À travers le tissu de son vêtement déchiré, des échardes découpèrent des traînées sanglantes sur son ventre et ses flancs. Elle tira sur ses bras et lança des coups de pied jusqu’à parvenir enfin à se faufiler par le trou, puis, entraînée par son propre poids, bascula sur l’étagère. Elle tomba par terre en même temps que les serviettes et se reçut sur une épaule, le cou tordu, mais le choc fut amorti par une épaisse moquette.
Galya roula sur le dos, le souffle coupé, dans un nuage de poussière. Elle toussa. Une douleur fulgurante lui vrilla le trapèze. Pas d’air pour crier. Elle releva ses genoux jusqu’au menton et serra les mâchoires. Des points noirs dansaient devant ses yeux, telles de diaboliques étoiles.
Lentement, elle fit entrer un peu d’air dans ses poumons, expira, inspira encore, jusqu’à retrouver une vision claire. Elle se coucha sur le flanc, en veillant à ne pas solliciter les muscles de son épaule, puis se mit à genoux au milieu des serviettes dont les motifs floraux accusaient le passage des années.
La peinture de la rambarde était d’un jaune brunâtre et terne, le papier peint de couleur identique. On aurait dit que quelqu’un avait fermé la porte de cette maison trente ans auparavant et n’y était jamais revenu. Même l’air semblait flétri.

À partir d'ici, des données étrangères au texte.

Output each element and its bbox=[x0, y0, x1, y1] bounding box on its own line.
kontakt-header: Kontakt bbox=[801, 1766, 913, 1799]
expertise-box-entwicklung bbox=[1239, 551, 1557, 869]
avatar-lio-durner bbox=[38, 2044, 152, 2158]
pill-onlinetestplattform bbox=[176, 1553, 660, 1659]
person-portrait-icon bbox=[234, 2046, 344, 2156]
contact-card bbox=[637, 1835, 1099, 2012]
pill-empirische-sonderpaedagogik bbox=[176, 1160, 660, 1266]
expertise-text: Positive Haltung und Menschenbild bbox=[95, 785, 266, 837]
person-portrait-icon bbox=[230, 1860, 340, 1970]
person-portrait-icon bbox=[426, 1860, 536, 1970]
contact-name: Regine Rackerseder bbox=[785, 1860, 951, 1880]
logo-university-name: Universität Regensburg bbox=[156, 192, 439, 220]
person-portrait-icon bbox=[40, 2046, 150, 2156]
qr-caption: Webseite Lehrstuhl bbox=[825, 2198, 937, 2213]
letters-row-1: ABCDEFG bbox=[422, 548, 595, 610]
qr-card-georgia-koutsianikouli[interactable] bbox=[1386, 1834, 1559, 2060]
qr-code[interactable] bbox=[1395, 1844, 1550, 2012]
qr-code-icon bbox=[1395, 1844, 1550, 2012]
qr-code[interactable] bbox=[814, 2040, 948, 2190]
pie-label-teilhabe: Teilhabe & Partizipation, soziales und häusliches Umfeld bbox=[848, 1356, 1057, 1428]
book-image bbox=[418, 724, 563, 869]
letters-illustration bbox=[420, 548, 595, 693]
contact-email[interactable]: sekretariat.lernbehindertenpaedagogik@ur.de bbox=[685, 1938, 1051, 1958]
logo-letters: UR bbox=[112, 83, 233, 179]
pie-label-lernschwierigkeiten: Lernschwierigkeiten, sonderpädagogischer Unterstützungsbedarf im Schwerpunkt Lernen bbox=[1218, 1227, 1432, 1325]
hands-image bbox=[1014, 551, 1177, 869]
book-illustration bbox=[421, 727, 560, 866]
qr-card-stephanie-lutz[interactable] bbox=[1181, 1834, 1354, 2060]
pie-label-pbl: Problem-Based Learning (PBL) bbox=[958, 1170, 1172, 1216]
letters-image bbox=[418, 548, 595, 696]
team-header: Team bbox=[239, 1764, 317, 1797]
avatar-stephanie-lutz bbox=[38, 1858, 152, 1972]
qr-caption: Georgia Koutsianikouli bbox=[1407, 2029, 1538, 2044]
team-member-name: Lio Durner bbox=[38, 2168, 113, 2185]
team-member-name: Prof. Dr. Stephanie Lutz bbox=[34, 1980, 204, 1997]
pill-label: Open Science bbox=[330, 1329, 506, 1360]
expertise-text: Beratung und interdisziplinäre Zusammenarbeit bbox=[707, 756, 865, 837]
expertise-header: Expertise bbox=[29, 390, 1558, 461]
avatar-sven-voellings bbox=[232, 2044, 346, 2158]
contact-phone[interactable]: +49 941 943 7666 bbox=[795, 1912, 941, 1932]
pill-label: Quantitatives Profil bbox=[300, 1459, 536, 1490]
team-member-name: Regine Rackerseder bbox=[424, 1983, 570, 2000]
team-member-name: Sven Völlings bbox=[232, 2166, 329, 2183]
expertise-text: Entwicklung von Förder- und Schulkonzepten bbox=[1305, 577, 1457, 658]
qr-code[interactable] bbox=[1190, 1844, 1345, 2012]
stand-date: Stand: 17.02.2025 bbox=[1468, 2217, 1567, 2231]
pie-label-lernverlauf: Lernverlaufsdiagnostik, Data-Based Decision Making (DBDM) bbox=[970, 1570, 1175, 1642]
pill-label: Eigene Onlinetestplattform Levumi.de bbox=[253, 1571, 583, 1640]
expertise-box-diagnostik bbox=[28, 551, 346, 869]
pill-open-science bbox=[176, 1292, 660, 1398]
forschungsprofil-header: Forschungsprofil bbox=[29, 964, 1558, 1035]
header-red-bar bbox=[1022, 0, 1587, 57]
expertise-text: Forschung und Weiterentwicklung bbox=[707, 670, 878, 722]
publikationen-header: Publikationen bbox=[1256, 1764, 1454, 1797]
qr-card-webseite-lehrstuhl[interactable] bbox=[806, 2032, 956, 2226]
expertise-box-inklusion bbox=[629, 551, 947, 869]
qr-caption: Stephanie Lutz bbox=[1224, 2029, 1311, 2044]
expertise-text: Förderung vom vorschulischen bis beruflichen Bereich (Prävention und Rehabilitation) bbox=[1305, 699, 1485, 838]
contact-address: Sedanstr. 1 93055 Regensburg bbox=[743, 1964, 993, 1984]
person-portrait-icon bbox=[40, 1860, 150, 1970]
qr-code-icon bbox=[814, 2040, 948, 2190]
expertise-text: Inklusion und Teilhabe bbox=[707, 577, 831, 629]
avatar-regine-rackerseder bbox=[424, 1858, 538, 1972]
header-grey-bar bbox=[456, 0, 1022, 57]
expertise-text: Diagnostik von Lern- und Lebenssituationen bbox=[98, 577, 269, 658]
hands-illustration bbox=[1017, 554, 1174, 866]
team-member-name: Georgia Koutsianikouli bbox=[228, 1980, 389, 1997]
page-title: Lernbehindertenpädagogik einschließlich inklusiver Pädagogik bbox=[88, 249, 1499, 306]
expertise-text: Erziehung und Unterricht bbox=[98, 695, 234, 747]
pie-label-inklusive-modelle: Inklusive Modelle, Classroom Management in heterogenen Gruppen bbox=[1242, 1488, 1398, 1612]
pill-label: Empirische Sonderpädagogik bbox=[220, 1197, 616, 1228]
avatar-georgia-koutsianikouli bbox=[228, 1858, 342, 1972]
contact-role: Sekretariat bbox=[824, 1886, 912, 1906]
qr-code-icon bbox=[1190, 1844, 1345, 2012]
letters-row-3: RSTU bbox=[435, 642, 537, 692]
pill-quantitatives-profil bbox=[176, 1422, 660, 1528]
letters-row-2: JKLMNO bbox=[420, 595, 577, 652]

Galya se mit debout et tendit le bras pour éprouver l’état de son épaule. La douleur s’atténua quand elle fit jouer l’articulation. Elle retint son souffle et tendit l’oreille. La voix au-dessus lançait toujours ses douloureux trilles, quoiqu’elle parût se fatiguer à présent. Au début, Galya avait cru à un chien, mais elle savait maintenant que c’était une voix humaine. Un être humain qui souffrait.
Un étroit escalier occupait le fond de la pièce où Galya avait échoué. Vers le haut, elle ne voyait que les premières marches, les autres se perdant dans l’obscurité. La plainte venait de là. Elle préféra tourner son regard vers le bas, vers l’issue qui lui permettrait de quitter cet endroit aux portes verrouillées où les hommes se comportaient de manière étrange.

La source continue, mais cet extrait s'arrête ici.